Tak Segera Tersangkakan dan Tangkap Fuad Plered, Muslim Arbi: Citra Polisi Buruk

Lambannya penegakan hukum terhadap kasus dugaan penghinaan terhadap tokoh besar Al Khairaat, Sayyid Idrus bin Salim Al-Jufri atau Guru Tua, kembali menuai sorotan tajam. Kali ini datang dari pengamat politik Muslim Arbi yang secara blak-blakan menyebut bahwa citra institusi kepolisian menjadi buruk karena tidak segera menersangkakan dan menangkap sosok Fuad Plered yang telah dilaporkan ke aparat penegak hukum sejak beberapa waktu lalu.

“Kalau kasus sudah terang benderang dan bukti cukup, kenapa tidak segera ditindak? Ini menunjukkan standar ganda dalam penegakan hukum kita. Rakyat bisa menilai sendiri siapa yang dilindungi dan siapa yang dikorbankan,” kata Muslim Arbi dalam keterangannya kepada redaksi www.suaranasional.com, Senin (7/4).

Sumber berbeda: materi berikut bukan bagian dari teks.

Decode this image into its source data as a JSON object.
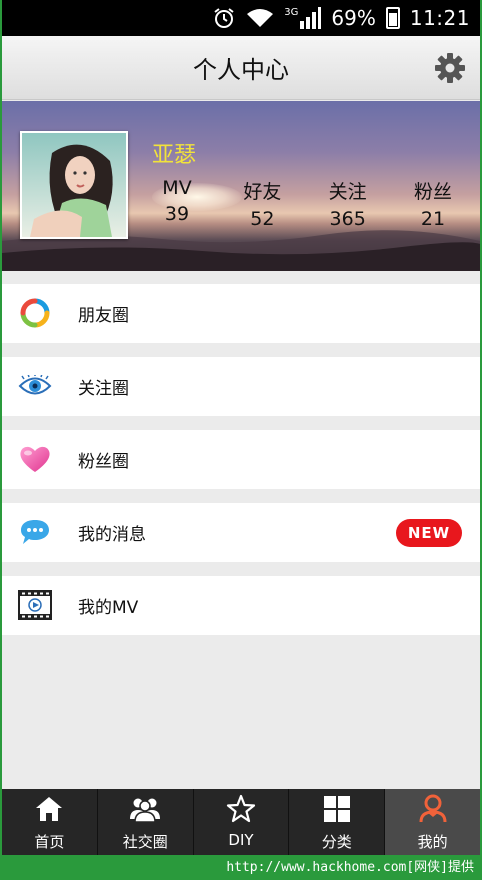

Fuad Plered sebelumnya dilaporkan oleh berbagai kalangan, termasuk dari keluarga besar Al Khairaat dan elemen masyarakat di Sulawesi Tengah, karena pernyataannya yang dianggap menghina dan merendahkan martabat Guru Tua—pendiri Al Khairaat yang sangat dihormati oleh umat Islam di kawasan Indonesia Timur. Video pernyataan Fuad tersebar luas di media sosial dan memicu kemarahan publik, terutama di wilayah Palu dan sekitarnya.

Gelombang desakan kepada kepolisian untuk segera menuntaskan kasus ini tak kunjung reda. Demonstrasi, surat terbuka, hingga kecaman di berbagai platform media terus mengalir. Di tengah kemarahan umat, ketidaktegasan polisi dianggap sebagai bentuk pembiaran terhadap penodaan simbol agama dan tokoh kharismatik yang berjasa besar dalam pendidikan Islam.

Muslim Arbi pun menambahkan, “Kalau polisi tegas terhadap kasus penghinaan tokoh agama lain, kenapa tidak bisa cepat dalam kasus ini? Jangan sampai masyarakat menilai bahwa hukum hanya tajam ke bawah tapi tumpul ke atas.”

Ia mengingatkan bahwa keadilan selektif adalah racun bagi negara hukum. Menurutnya, jika aparat penegak hukum tidak segera menersangkakan dan menahan Fuad, maka ini akan menimbulkan preseden buruk dan memperkuat kecurigaan bahwa hukum telah dipolitisasi atau dibajak oleh kekuatan-kekuatan tertentu.

Muslim menyatakan bahwa kasus ini bisa menjadi uji litmus bagi netralitas dan integritas Polri dalam menangani kasus berbau SARA (Suku, Agama, Ras, dan Antargolongan). Ia menyebutkan bahwa meskipun kepolisian harus berhati-hati dalam kasus sensitif, terlalu lama menunda proses hukum bisa menggerus legitimasi institusi itu sendiri.

“Polri saat ini berada di bawah sorotan tajam. Bila dalam waktu dekat tidak ada langkah hukum yang jelas terhadap Fuad Plered, maka publik akan menganggap polisi bermain politik atau tunduk pada tekanan kekuasaan,” ujarnya.

Menurut Muslim, penundaan juga membuka ruang bagi spekulasi liar, konspirasi, bahkan potensi kerusuhan sosial. Ia menyarankan agar penyidik bersikap profesional dan terbuka dalam menjelaskan perkembangan penanganan kasus ini kepada masyarakat.

Kasus Fuad Plered telah menjadi ujian serius bagi institusi Polri. Sorotan tajam publik dan tekanan dari berbagai ormas Islam telah membentuk opini bahwa ada ketimpangan dalam perlakuan hukum terhadap pihak-pihak tertentu. Dalam konteks ini, suara Muslim Arbi menjadi refleksi keresahan yang lebih luas dari masyarakat: keadilan tidak boleh ditunda, apalagi untuk kasus yang menyangkut kehormatan tokoh besar dan simbol agama.

“Apakah Polri akan tegas dan cepat? Ataukah kasus ini akan menguap seperti banyak perkara lain yang menimpa tokoh-tokoh yang dianggap dekat dengan kekuasaan? Jawabannya akan menentukan bukan hanya nasib Fuad Plered, tetapi juga kepercayaan publik terhadap wajah keadilan di negeri ini,” tegasnya.